The Velvets reunited properly in the mid 1990s for a successful European tour, and were inducted into the Rock’N’Roll Hall Of Fame in 1996. Meanwhile, Reed continued to live up to his persona for being equal parts enigmatic and difficult – whether by grilling journalists in interviews, or bringing his Tai Chi instructor onstage with him during performances. A multi-artist cover of ‘Perfect Day’, conversely, was a huge mainstream success, reaching Number One in the UK charts in 1997 after being released to raise money for Children In Need.
The turn of the century saw The Velvets and Reed re-introduced to a new generation, thanks to patronage from bands like The Strokes and The Libertines (the latter’s ‘Don’t Look Back Into The Sun’ is a tribute to ‘Ride Into The Sun’, while The Strokes and Reed conducted press interviews together). Antony Hegarty from Antony & The Johnsons was another collaborator, working with Reed on several projects including his 2003 release ‘The Raven’. The album also features contributions from Bowie and Reed’s second wife, the musician and performing artist Laurie Anderson, with whom he had been with since the late 1990s.

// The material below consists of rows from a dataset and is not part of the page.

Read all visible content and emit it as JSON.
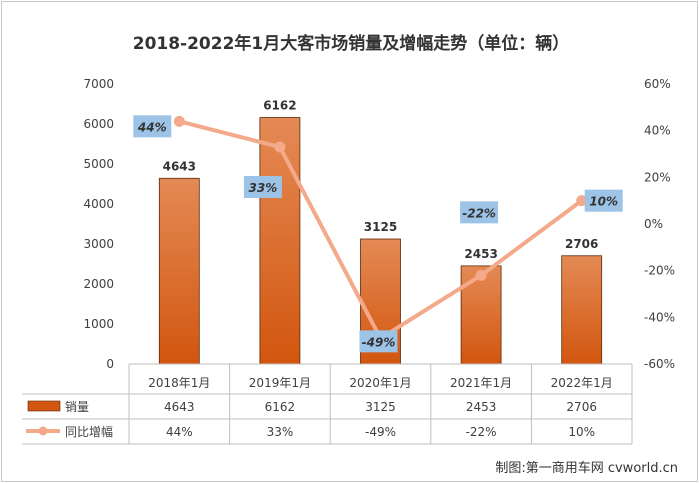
{
  "chart_data": {
    "type": "bar+line",
    "title": "2018-2022年1月大客市场销量及增幅走势（单位：辆）",
    "categories": [
      "2018年1月",
      "2019年1月",
      "2020年1月",
      "2021年1月",
      "2022年1月"
    ],
    "series": [
      {
        "name": "销量",
        "type": "bar",
        "axis": "left",
        "values": [
          4643,
          6162,
          3125,
          2453,
          2706
        ],
        "labels": [
          "4643",
          "6162",
          "3125",
          "2453",
          "2706"
        ],
        "color": "#D9601C"
      },
      {
        "name": "同比增幅",
        "type": "line",
        "axis": "right",
        "values": [
          44,
          33,
          -49,
          -22,
          10
        ],
        "labels": [
          "44%",
          "33%",
          "-49%",
          "-22%",
          "10%"
        ],
        "color": "#F4A98A"
      }
    ],
    "yleft": {
      "min": 0,
      "max": 7000,
      "ticks": [
        "0",
        "1000",
        "2000",
        "3000",
        "4000",
        "5000",
        "6000",
        "7000"
      ]
    },
    "yright": {
      "min": -60,
      "max": 60,
      "ticks": [
        "-60%",
        "-40%",
        "-20%",
        "0%",
        "20%",
        "40%",
        "60%"
      ]
    },
    "grid": false,
    "legend": "data-table"
  },
  "colors": {
    "bar_top": "#E48A55",
    "bar_bottom": "#D2560F",
    "bar_edge": "#5a2a0a",
    "line": "#F4A98A",
    "label_box": "#9DC3E6"
  },
  "credit": "制图:第一商用车网 cvworld.cn"
}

A heavy drinker and drug user for years, Reed had a liver transplant in May 2013. Soon after, he announced that he was aiming to get back to work quickly, stating, “I am a triumph of modern medicine,” and adding, “I look forward to being on stage performing, and writing more songs to connect with your hearts and spirits and the universe well into the future.”
It wasn’t to happen. Passionate and unpredictable until the end, one of the final things Reed did in public was to write a huge, sprawling review of Kanye West’s ‘Yeezus’ record, praising it for its “moments of supreme beauty and greatness” while also chastising it for being the “same old shit” elsewhere. But it’s his music that he will be most fondly remembered for – the likes of ‘Sunday Morning’, ‘Heroin’, ‘Venus In Furs’, ‘Pale Blue Eyes’, ‘I’m Waiting For The Man’, ‘Candy Says’, ‘Sweet Jane’, ‘Rock & Roll’, ‘Perfect Day’, ‘Walk On The Wild Side’ and many, many more of his tracks being among the most treasured, covered, praised and revered in all of modern rock music.
Lou Reed died on October 27, 2013. He is survived by his wife Laurie Anderson.